Spicara flexuosum, is a species of marine ray-finned fish belonging to the family Sparidae, the seabreams and porgies. This species is found in the Eastern Atlantic Ocean Ocean and the Mediterranean Sea and Black Sea.

==Taxonomy==
Spicara flexuosum was first formally described in 1810 by the French polymath and naturalist Constantine Samuel Rafinesque with its type locality given as Sicily. When he described S. flexuosum Rafinesque classified it in the new monospecific genus Spicara, so this species is the type species of Spicara by monotypy. Some authorities have regarded S. flexuosa as a synonym of Spicara maena but both FishBase and Catalog of Fishes treat it as a valid species. The 5th edition of Fishes of the World classifies the genus Spicarain the family Sparidae within the order Spariformes by the 5th edition of Fishes of the World. Some authorities classify this genus in the subfamily Boopsinae, but the 5th edition of Fishes of the World does not recognise subfamilies within the Sparidae.

==Etymology==
Spicara flexuosum has the genus name Spicara, which is a vernacular name for picarels, particularly S. flexuosa in Italy.

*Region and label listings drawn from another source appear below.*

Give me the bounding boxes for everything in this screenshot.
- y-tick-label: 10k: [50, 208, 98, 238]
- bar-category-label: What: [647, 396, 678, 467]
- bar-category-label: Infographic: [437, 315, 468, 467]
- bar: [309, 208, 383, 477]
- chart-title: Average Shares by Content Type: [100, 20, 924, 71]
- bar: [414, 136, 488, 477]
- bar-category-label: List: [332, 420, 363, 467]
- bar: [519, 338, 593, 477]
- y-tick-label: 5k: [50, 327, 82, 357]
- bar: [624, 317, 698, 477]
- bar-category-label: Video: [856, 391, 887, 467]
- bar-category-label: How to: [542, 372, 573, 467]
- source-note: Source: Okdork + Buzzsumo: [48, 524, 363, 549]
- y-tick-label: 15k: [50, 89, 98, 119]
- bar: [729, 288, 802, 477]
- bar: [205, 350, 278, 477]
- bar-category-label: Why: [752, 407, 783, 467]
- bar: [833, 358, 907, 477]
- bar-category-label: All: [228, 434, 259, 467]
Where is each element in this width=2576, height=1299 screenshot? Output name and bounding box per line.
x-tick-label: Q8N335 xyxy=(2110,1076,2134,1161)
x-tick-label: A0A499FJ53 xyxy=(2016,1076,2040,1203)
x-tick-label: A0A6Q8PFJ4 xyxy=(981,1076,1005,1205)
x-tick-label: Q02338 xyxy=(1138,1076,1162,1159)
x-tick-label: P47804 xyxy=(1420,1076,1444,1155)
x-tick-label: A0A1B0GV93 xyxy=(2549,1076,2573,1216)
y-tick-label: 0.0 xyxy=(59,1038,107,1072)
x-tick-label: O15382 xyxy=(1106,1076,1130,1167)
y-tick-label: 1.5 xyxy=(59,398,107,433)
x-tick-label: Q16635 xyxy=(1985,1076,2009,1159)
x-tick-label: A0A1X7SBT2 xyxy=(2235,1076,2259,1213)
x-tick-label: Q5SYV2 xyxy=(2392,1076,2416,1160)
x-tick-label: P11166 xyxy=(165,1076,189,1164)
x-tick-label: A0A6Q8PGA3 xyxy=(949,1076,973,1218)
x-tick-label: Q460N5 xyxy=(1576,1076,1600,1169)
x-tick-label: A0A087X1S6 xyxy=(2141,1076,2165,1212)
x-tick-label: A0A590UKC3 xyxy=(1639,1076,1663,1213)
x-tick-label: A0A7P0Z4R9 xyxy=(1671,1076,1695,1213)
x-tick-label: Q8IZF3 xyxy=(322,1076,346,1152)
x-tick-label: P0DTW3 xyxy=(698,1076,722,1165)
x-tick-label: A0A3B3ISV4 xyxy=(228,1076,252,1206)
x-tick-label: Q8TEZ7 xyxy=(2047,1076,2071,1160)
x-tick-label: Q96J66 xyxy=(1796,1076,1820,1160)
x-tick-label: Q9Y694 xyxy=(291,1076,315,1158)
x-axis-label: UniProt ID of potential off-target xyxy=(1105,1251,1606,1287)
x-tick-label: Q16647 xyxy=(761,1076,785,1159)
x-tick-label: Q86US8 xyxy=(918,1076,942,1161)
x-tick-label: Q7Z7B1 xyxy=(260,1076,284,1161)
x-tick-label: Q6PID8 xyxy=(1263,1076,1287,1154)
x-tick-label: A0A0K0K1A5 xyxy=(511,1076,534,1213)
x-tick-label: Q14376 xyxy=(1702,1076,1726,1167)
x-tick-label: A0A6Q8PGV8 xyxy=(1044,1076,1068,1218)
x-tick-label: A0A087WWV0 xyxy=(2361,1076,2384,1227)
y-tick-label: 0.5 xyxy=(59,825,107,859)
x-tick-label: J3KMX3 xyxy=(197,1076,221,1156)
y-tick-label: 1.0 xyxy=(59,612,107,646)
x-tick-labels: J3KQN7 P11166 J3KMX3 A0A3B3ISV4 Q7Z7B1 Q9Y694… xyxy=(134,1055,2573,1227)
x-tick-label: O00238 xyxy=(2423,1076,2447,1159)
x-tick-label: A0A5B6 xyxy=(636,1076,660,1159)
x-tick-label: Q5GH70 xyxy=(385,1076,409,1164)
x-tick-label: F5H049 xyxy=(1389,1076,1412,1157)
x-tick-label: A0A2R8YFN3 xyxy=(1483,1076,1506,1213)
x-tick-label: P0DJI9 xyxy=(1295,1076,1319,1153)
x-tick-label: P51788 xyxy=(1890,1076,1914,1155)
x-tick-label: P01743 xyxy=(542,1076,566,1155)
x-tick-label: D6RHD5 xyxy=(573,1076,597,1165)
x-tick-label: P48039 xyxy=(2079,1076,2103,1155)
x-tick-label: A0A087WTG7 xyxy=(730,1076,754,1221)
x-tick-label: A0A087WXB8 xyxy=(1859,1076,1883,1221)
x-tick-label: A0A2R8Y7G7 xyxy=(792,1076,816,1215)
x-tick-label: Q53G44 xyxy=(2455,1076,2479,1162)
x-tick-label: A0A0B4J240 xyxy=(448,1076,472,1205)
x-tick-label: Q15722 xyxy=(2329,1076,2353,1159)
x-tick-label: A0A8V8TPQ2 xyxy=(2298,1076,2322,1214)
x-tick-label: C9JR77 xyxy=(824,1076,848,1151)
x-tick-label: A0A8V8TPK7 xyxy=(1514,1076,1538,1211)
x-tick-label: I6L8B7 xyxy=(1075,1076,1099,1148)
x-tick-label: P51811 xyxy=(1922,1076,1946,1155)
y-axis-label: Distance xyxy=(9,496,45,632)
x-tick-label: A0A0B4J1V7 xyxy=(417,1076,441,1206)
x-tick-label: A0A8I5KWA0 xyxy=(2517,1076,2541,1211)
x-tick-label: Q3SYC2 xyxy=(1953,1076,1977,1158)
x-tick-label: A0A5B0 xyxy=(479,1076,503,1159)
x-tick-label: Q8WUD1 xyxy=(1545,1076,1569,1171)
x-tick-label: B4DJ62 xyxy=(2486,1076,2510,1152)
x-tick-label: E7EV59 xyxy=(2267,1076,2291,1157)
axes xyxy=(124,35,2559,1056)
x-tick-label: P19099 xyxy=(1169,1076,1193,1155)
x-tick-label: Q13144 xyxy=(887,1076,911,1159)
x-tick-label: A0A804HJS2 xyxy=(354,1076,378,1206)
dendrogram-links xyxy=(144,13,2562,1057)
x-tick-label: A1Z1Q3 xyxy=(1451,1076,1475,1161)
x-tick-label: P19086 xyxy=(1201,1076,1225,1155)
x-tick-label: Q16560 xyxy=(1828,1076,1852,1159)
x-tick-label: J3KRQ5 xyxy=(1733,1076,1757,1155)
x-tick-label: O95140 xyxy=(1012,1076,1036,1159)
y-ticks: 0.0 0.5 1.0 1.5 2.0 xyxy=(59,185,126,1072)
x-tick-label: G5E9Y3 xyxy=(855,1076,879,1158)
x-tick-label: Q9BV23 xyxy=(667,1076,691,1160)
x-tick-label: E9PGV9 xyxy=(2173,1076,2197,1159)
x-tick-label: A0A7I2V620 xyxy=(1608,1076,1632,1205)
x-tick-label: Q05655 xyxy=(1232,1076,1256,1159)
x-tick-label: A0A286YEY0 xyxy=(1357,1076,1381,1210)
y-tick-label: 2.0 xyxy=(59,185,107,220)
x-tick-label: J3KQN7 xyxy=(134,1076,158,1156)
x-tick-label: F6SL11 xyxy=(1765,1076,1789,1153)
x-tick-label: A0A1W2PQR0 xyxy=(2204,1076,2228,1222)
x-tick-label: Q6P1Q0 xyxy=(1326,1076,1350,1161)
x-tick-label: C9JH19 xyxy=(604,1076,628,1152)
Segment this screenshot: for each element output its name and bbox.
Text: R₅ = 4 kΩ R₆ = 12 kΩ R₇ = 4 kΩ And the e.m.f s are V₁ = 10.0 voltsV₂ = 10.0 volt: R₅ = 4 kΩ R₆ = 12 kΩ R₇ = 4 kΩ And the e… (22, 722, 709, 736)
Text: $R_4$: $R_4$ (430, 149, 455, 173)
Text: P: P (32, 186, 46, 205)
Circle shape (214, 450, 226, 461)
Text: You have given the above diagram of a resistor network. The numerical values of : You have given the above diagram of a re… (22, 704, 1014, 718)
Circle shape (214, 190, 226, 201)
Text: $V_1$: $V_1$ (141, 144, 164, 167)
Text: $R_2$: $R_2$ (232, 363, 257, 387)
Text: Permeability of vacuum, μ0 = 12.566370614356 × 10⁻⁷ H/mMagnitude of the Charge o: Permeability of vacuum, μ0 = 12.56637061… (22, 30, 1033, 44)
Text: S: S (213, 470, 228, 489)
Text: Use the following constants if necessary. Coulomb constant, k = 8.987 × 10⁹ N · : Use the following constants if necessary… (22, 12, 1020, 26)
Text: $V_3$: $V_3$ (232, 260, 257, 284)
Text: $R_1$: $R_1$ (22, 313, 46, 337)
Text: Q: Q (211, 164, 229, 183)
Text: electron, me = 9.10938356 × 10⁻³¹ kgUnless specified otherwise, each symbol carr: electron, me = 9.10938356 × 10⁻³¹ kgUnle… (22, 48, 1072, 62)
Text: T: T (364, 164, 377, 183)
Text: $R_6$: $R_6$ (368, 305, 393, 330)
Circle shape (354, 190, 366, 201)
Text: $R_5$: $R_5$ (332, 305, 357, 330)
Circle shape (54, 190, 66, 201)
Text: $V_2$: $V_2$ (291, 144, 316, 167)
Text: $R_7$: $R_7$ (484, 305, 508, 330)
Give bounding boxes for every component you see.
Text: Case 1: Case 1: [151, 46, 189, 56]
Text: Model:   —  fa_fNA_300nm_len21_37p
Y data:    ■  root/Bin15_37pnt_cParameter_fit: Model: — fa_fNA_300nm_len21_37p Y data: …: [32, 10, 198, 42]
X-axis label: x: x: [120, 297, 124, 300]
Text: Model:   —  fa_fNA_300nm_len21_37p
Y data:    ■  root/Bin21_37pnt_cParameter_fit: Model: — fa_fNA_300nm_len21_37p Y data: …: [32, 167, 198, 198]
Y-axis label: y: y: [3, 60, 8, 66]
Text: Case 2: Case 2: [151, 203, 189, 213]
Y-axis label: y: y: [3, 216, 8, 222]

This is presumed to derive from spica, “a spike”, or spicare, meaning “in the form of or furnished with a spike”, Rafinesque did not explain why he chose this name. The specific name, flexuosum, means "full of bends or curves", an allusion to the wavy yellow horizontal lines along the body of the breeding males.

==Description==
Spicara flexuosum may be identified by the possession of a protrusible mouth; having 73 or less scales in the lateral line. The length of the head is equal to or greater than the depth of the body. The overall colour is yellowish or grey-brownish with a brownish spot at the axil of the pectoral fins. The colour is variable and changes with season, sex and age. This species has a maximum published total length of 23.2 cm, although 14 cm is more typical, and a maximum published weight of 120 g. This species is very similar to S. maena but was found to have distinct mitochondrial DNA from that species.

==Distribution and habitat==
Spicara flexuosum is found in the eastern Atlantic Ocean, the Mediterranean and the Black Seas. It is a demersal fish found in schools at depths down to 130 m over sand and rubble areas of the seabed.